第29話 教会
「おはようございますアウローラ」
朝日に照らされた部屋の中に入り、エルピスはぐっすりと眠っているアウローラを起こす。
本来なら貴族の娘であるアウローラを起こすのは執事やメイドがする仕事なのだが、アウローラは寝起きの機嫌がすこぶる悪い。
なので面倒事ならエルピスに任せれば良いやとアルキゴスに押し付けられたのだ。
普通はいくら身体は子供とは言え、この世界の基準で当てはめるなら成人した淑女のーーそれも大貴族の娘の部屋に成人した男が一人で入るなど許されるべき事では無いと思ったが、その親と本人直々に了承を出されれば致し方ない。
陽の光に目を細め今にも二度寝しようとしていたアウローラの肩をゆすり、エルピスは今日の予定を説明する。
「……んっ、おはよ…」
「アウローラ。今日は教会に向かう上に司教と面会する予定なんだから早く起きてくれ」
「うーん……全部キャンセルしておいて…私は二度寝するから。ふぁぁっ…」
「二度寝しやがりましたらこの部屋水に浸けますよ? とっとと起きやがってください」
「……なんでそこで反抗するの? そこは分かりましたって言いながら、音もなく立ち去るところでしょ」
「残念な事に私は執事ではございませんので。その様な命令を受け付けるわけにはいきませんね」
寝ようとしているアウローラを叩き起こし、鏡台の前に座らせ髪をとく。
日頃から手入れでもしているのか止まる事なく進む櫛に少々驚きながらも手際よく作業を進めていく。
老廃物を魔法で浮かせ、風魔法で暖かい風を送りながら水魔法を使い髪を洗う。
余った水や老廃物は空間系魔法を使い次元の狭間にでも捨てておけば誰の迷惑にもならない。
あぁ、魔法のなんたる便利な事か。
「もうこれ髪を梳かしてると言うよりは頭洗ってる様な物よね」
「確かに。ある程度の魔法使いなら真似出来ないことも無い技術だし、美容院なんかを建設して見るのも良いかもしれないね」
「異世界美容院か、良いわねそれ! 日本でよく見かけた髪型風に切れば、こっちの世界では新しいとか言われて評価されるんじゃない!?」
「問題は美容師免許も持ってない人間二人が揃ったところで髪の毛の切り方なんて指導できる?」
「うーん、無理ね。
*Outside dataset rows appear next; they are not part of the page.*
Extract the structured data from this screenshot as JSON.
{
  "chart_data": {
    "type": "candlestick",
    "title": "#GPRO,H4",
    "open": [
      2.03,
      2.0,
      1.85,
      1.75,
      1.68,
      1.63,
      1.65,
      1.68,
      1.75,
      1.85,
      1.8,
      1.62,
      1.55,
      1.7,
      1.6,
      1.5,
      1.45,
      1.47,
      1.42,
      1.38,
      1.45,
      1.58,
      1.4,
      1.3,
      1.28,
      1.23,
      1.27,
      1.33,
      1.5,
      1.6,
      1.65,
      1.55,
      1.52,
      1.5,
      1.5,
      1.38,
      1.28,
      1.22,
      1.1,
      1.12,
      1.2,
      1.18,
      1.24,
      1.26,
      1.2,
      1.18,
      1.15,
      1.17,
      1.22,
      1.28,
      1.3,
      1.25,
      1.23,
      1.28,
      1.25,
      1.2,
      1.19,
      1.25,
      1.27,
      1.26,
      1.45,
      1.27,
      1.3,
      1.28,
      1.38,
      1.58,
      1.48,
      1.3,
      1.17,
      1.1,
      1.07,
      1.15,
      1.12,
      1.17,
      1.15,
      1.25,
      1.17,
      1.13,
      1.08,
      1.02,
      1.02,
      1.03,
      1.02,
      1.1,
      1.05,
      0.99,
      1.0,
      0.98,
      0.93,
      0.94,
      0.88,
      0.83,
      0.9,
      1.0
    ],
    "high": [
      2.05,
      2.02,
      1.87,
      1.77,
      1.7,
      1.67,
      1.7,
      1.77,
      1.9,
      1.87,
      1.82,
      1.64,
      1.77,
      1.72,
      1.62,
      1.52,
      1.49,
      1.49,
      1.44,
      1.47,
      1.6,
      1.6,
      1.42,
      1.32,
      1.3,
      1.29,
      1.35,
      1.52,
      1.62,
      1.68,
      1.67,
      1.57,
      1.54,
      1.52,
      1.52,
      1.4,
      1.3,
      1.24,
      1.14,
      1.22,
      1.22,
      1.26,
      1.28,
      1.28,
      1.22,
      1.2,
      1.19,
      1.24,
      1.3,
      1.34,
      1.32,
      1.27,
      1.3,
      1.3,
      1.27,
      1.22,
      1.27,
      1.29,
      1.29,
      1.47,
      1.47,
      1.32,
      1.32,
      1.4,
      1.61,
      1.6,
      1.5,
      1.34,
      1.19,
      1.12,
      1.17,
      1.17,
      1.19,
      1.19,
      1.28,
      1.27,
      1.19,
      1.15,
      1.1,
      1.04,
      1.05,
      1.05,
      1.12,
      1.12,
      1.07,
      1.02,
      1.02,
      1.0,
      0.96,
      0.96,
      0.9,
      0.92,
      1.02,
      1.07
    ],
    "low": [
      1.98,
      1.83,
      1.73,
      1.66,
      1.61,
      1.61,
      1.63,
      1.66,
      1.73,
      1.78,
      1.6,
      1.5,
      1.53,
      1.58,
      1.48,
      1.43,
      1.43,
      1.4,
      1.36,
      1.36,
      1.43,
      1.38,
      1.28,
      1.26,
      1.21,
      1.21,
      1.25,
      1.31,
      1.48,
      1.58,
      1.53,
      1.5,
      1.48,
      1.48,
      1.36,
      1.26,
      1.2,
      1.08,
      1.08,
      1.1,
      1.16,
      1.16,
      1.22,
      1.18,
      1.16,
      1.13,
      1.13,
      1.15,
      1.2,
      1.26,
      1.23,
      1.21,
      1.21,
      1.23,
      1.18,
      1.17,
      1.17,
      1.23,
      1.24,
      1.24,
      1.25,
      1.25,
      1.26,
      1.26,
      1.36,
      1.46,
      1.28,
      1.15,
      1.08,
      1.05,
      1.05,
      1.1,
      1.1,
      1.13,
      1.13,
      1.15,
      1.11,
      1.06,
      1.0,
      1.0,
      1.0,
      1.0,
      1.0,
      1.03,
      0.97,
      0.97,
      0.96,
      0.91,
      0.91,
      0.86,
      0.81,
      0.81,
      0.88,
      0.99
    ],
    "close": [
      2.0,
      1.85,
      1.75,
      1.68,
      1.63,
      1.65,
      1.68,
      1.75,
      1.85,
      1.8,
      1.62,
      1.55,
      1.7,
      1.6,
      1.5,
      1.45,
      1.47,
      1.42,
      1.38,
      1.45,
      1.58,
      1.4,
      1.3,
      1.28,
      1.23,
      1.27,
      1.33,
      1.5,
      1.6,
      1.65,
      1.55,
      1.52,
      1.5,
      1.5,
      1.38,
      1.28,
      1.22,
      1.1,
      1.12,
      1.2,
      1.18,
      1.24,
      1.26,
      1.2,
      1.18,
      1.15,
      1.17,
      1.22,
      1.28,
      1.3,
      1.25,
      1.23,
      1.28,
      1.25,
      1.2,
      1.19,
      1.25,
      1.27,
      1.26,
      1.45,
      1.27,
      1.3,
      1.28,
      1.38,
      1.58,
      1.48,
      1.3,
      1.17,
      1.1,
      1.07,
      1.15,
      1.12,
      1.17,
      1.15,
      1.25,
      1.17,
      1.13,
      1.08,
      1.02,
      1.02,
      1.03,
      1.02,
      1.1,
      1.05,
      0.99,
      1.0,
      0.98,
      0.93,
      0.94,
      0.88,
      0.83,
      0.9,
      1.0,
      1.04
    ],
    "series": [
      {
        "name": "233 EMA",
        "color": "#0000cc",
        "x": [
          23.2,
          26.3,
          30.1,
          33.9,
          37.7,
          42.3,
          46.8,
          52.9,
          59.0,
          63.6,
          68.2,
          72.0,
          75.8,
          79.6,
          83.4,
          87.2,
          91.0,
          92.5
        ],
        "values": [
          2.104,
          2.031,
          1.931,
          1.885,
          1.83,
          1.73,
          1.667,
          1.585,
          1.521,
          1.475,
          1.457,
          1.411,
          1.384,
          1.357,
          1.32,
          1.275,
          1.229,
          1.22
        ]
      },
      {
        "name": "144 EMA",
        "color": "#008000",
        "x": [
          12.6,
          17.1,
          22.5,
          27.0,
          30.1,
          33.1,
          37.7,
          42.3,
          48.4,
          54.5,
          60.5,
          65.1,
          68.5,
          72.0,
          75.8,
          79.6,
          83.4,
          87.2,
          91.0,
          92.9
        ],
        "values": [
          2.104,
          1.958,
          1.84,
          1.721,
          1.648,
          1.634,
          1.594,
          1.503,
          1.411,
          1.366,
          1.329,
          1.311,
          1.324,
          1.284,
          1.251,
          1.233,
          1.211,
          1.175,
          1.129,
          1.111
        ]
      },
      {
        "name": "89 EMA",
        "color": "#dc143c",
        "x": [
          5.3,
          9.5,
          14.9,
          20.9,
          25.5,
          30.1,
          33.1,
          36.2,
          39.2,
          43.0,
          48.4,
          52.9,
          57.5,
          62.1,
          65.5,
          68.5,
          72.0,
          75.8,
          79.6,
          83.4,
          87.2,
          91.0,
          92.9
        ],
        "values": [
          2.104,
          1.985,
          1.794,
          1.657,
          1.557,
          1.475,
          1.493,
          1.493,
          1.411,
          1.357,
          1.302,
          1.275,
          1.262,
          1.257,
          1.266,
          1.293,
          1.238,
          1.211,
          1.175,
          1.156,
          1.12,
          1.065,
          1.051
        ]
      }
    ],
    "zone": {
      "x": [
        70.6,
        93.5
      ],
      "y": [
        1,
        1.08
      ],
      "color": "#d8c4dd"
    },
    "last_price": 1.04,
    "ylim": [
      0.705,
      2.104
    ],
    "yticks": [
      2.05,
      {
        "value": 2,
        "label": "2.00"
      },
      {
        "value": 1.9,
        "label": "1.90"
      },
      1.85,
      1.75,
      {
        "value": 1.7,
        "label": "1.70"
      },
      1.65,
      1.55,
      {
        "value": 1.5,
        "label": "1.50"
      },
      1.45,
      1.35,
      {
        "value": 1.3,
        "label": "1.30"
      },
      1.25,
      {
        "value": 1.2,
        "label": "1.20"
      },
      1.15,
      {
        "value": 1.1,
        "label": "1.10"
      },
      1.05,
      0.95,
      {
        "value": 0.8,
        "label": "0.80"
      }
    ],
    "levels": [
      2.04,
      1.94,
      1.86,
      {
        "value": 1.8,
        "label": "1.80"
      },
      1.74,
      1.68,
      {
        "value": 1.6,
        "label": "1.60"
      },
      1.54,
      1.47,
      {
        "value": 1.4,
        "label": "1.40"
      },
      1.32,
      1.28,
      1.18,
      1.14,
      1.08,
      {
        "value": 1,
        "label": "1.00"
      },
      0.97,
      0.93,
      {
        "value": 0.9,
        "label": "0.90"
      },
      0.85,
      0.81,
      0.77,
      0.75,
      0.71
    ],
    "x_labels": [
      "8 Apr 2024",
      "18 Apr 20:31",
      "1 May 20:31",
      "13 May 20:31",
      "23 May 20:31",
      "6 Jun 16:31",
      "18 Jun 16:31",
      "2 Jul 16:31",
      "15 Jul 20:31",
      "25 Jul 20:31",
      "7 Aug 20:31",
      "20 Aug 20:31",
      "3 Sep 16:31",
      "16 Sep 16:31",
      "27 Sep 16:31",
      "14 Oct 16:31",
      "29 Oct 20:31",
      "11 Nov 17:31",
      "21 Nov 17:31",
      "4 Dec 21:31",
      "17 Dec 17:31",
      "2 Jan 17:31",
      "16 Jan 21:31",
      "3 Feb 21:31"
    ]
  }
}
面白い案だと思ったんだけどなぁ」
そんなたわいもない会話をしながら髪を梳かし終えると、次は髪のセットを始める。
もはやこれは専属美容師として、お金を貰い仕事としても良いかもしれないなぁと思いながら、髪型を自由に決めて良いと言われたのでなんとなくポニーテールにする。
正直な話アウローラほど髪の毛が長ければ、そのまま下ろしている方が好みなのだがこれはこれで悪くない。
「こう言う髪型が好きなんだ……と言うか随分と手際が良いわね」
「高校生になる前までは妹の髪も俺が結んでいたので」
「そうなの。そう言えば今回の件ってお父さんにはもう説明してあるの?」
「この話自体父さん達から回ってきたものだよ。昨日ふらっと来た父さんが行ってくるようにってね。出発前に国王のところに行くようにってさ」
「お父さん達何やってんだか、後は自分でやるから先行ってて」
伝えて来いと言われたものは全て伝え終わったので、ベットを魔法で綺麗にしておにぎりを机の上におく。
それにしても寝起きは機嫌が悪いとの事だが、今日は機嫌が良くて良かった。
安堵の息を吐きながら、アウローラの部屋からエルピスは足取り軽く退出した。
/
「ヴァンデルグの娘アウローラよ。今日はそなたの天職の発見と、教会への挨拶の二つの仕事をしっかりとこなしてくるよう。そこで真面目ぶっている娘を見て、腹を抱えて笑おうとしている父の顔に泥を塗るでないぞ」
「はい国王様!もし何事も無く帰ってきたら、父に休暇をお与え頂いてもよろしいですか?」
「ーーそれはどうしてだ?」
「もちろん楽しい家族の時間を過ごす為ですよ」
覚えておけよと言いたげな目線を父に向けるアウローラの言葉に耳を傾けながら、エルピスは立ったまま寝る。
いくら王と既知の仲で王国内、それも王都の中にある教会へ行くだけとは言え大貴族の娘には様々な事柄が付いて回り、まだ多少は時間がかかるはず。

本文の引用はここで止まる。